By Andy Chalk From Gamezebo
Pencil-and-paper RPGs are perhaps the original "social game," so D&D and Facebook would seem like a natural fit. And happily, that's about how it works out in the new D&D: Heroes of Neverwinter. It's not perfect, but as an entry level D&D game on Facebook, it's actually pretty good.
First off, let's get a handle on what D&D Heroes of Neverwinter is not. It's not the third coming of BioWare's popular Neverwinter Nights role-playing game; it boasts neither BioWare's involvement nor the depth and complexity of that full-on RPG franchise. Instead, it's a simplified D&D experience that drops players into the struggling city of Neverwinter as a fledgling adventurer looking to make a mark. Familiarity with the D&D setting is a bonus but far from necessary.
Neverwinter serves as a hub where you can buy supplies like weapons, armor, healing potions, and spells, and also recruit fellow adventurers to back you up in your travels. Once you're appropriately armed and dangerous, you'll be able to seek out adventure within the city walls and beyond, slaying monsters, winning gold and treasure and earning fame, glory, and the respect of the people. It looks good, with simple but clear and colorful graphics, and serves up a basic but functional mix of music and sound effects.
Gameplay is simple. Adventuring parties are made up of a maximum of four characters (the player plus three hirelings) chosen from four classes (fighter, wizard, cleric, and rogue) and four races (human, halfling, eladrin, and dragonborn). Quests take place in dungeons and outdoor areas, which are actually a series of interconnected rooms containing a fixed number of monsters to battle, traps to disarm, and, very occasionally, treasure chests to open. These dungeons are typically fairly small, which means you won't have to blow an entire afternoon on a single trip through.
Exploration options are very limited and the dungeons, apart from the combat, are almost entirely non-interactive. D&D: Heroes of Neverwinter is really more of a tactical combat simulator than an RPG. And while the gameplay mechanics are very simple, effective tactics will take a little longer to master. It's easy enough to bull your way through some of the early dungeons but as things progress, you'll have to do better if you want to survive.

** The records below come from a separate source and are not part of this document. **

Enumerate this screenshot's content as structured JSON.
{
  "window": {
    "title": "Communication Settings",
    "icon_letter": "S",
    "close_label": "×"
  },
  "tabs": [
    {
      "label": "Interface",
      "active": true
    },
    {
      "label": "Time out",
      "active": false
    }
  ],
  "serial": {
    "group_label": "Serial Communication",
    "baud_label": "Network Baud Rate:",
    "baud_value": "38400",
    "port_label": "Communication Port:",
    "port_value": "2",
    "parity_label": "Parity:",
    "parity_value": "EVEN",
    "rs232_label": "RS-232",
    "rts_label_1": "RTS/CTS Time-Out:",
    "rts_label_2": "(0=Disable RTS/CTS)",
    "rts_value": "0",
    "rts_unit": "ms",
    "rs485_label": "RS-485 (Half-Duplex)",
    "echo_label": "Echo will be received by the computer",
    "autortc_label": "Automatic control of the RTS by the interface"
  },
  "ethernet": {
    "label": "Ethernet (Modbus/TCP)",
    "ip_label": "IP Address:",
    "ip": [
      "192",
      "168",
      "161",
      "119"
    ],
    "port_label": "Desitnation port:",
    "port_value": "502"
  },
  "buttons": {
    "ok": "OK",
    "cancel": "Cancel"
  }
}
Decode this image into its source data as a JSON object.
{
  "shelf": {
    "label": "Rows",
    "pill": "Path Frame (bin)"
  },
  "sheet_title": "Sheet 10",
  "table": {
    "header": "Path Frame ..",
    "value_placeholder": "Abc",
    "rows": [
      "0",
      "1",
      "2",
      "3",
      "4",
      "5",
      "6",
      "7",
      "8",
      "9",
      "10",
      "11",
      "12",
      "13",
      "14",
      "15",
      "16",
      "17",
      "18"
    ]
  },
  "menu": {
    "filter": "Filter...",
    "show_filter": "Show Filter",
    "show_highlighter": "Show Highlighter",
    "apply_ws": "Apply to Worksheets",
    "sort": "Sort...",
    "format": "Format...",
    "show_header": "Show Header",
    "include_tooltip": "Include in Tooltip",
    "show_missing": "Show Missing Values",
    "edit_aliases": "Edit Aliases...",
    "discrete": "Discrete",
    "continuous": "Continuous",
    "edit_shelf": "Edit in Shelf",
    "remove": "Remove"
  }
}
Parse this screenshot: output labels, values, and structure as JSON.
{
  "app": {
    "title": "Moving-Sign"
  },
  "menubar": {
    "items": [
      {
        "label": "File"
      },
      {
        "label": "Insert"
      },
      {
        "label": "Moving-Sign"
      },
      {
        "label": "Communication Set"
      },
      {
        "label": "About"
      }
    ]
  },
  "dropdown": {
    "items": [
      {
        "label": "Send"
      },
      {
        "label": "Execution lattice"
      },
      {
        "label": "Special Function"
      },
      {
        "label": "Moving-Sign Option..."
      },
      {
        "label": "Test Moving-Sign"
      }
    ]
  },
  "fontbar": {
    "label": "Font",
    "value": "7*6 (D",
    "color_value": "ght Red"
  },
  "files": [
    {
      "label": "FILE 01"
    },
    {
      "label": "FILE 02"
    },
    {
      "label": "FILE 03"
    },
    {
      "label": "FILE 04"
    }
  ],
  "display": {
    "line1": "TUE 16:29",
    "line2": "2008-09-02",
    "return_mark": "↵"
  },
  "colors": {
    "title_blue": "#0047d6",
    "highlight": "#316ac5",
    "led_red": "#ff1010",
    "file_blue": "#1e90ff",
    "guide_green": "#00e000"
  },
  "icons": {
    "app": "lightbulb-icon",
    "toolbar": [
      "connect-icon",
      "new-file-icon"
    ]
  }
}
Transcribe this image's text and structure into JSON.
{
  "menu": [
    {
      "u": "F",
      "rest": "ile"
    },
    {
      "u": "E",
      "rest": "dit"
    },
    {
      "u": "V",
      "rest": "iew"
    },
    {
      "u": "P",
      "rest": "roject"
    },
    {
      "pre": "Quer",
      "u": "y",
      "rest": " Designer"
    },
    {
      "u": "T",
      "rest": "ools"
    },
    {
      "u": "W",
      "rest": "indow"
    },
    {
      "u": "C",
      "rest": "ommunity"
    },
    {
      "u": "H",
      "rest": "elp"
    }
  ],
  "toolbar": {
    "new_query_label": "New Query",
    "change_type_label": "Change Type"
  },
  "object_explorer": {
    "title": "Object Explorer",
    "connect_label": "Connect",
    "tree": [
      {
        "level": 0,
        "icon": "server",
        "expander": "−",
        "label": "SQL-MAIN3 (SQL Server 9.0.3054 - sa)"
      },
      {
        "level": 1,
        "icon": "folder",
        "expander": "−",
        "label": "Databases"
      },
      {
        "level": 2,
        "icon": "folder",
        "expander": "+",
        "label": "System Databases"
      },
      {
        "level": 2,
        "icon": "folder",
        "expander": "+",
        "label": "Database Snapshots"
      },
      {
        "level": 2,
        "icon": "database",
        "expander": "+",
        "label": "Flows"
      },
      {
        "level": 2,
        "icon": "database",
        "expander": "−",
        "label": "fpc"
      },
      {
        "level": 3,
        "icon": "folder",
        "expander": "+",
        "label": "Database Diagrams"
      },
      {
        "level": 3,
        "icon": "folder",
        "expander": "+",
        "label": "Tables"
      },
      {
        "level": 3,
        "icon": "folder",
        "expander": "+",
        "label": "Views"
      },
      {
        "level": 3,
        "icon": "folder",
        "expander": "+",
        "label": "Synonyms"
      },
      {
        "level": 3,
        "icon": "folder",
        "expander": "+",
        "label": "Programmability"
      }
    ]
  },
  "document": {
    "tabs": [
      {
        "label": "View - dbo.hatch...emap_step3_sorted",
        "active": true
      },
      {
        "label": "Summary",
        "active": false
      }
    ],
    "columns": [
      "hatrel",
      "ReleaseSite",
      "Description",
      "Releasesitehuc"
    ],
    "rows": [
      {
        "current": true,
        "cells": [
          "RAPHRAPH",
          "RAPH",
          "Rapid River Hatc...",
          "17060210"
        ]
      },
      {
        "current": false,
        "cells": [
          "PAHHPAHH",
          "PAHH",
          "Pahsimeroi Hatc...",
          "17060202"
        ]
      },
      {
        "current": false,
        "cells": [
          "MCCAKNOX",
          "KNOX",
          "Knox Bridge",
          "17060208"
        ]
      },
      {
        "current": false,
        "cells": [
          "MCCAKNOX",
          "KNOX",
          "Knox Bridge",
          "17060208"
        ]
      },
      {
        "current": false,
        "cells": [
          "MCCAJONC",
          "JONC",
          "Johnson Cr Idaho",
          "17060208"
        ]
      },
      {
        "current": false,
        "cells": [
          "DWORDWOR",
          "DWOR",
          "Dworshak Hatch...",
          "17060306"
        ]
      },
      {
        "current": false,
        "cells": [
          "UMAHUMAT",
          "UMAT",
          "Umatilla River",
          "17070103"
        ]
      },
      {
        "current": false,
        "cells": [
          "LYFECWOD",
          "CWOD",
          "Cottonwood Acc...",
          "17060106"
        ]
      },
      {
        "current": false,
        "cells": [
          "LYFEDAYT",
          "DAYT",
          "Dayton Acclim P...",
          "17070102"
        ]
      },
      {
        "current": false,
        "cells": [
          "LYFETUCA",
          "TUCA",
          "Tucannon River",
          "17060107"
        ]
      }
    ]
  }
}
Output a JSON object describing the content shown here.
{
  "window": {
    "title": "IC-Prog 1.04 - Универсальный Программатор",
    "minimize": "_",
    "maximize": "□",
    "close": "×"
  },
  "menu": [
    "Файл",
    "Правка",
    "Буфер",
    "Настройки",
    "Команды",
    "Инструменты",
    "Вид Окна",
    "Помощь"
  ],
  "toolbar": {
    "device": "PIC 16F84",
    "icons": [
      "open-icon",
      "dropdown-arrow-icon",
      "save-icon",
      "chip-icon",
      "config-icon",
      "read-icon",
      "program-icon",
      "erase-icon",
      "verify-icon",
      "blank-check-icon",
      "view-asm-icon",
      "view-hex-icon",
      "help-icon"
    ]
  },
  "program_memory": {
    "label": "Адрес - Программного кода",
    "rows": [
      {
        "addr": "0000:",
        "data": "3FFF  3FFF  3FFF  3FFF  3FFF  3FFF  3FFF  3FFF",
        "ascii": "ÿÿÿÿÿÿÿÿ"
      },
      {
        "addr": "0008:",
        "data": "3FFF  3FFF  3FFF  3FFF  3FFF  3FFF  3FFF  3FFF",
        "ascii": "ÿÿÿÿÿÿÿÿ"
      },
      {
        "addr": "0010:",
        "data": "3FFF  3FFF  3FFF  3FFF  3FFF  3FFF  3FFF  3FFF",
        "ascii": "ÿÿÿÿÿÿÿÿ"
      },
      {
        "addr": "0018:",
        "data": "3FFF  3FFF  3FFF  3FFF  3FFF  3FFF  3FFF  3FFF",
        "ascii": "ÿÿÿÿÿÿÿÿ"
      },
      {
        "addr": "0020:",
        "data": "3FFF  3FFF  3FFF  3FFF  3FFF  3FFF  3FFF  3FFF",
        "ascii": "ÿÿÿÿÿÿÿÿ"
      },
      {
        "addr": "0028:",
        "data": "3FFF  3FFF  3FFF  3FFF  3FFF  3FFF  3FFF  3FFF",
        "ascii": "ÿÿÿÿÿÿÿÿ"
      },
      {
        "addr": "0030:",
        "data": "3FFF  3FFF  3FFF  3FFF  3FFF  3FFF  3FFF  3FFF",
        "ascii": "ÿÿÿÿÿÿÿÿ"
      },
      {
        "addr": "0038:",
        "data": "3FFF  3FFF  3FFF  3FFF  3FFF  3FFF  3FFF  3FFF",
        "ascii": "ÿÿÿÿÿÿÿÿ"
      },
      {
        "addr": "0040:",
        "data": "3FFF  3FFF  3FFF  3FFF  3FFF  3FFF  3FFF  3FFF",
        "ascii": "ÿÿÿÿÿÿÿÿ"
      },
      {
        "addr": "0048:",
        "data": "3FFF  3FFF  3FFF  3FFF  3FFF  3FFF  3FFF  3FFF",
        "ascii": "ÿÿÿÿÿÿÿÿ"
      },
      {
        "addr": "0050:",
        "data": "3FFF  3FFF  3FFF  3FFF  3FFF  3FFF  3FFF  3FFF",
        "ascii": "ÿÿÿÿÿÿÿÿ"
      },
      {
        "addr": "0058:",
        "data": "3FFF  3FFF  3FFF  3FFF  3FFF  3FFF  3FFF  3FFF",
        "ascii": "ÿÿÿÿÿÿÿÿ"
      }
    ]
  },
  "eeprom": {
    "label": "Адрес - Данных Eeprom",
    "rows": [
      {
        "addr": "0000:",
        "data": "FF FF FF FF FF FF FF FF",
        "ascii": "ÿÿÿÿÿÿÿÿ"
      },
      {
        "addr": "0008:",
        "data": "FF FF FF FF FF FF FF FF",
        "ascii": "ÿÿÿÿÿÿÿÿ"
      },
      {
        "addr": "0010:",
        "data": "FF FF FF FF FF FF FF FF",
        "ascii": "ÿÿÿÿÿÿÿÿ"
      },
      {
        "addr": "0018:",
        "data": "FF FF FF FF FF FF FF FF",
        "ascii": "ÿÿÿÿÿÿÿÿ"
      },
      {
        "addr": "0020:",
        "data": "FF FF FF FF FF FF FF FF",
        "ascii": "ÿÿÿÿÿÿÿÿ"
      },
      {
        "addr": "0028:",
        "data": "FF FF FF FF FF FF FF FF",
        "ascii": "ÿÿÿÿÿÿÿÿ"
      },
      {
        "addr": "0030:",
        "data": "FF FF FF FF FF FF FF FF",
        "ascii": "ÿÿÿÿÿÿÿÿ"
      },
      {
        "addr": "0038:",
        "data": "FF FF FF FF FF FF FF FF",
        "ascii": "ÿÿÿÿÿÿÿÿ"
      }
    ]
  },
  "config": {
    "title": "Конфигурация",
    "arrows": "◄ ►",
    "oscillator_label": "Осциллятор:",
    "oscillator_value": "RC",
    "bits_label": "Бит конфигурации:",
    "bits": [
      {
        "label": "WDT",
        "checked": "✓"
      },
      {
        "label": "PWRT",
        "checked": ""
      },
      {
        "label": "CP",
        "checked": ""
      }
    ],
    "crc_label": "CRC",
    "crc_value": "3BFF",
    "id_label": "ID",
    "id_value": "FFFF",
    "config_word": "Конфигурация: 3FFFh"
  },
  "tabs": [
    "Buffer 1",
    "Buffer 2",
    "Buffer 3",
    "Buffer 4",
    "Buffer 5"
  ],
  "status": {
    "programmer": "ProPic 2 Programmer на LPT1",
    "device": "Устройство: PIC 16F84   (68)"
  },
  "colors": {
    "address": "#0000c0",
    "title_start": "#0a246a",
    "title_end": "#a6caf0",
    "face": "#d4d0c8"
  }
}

Computer-generated companions can be hired for individual adventures, but ideally you'll go spelunking with real Facebook friends, whose characters can be taken out as part of your party once per hour. There's no actual group play, as their characters function identically to computer-generated flunkies, but if you do well in your quest your friends will benefit too. But things go best when everyone in a party is at roughly the same level and that requires that you and your friends all put more or less the same effort into playing the game. It's easy for a gap to develop between those who play a lot and those who play less often. And once more than a couple of levels separates characters, especially in the early going, the imbalance renders the lower-ranked characters almost useless.
D&D: Heroes of Neverwinter is free to play but progress can be hastened with astral diamonds, purchasable with Facebook credits. These can be used in lieu of the gold earned on adventures to purchase items or hire party members, and must be used to purchase the two most powerful healing items. But D&D: Heroes of Neverwinter doesn't appear to unfairly hobble those who choose to keep their wallets closed. It's a tougher slog and you might be in trouble if your cleric goes down in the middle of a fight, but the game has found a good balance between rewarding those who want to pay and not unfairly penalizing those who don't.
It's not the most complex and rewarding RPG experience you're likely to have, but since you're playing it on Facebook you probably already know that. What it is, is a surprisingly fun and accessible little dungeon romp. Gamers with no previous experience will find it easy to pick up and enjoy, while seasoned D&D vets can get a quick fix of turn-based battle while they catch up on email or update their status. Take it from an old-time sword swinger: D&D: Heroes of Neverwinter is worth checking out.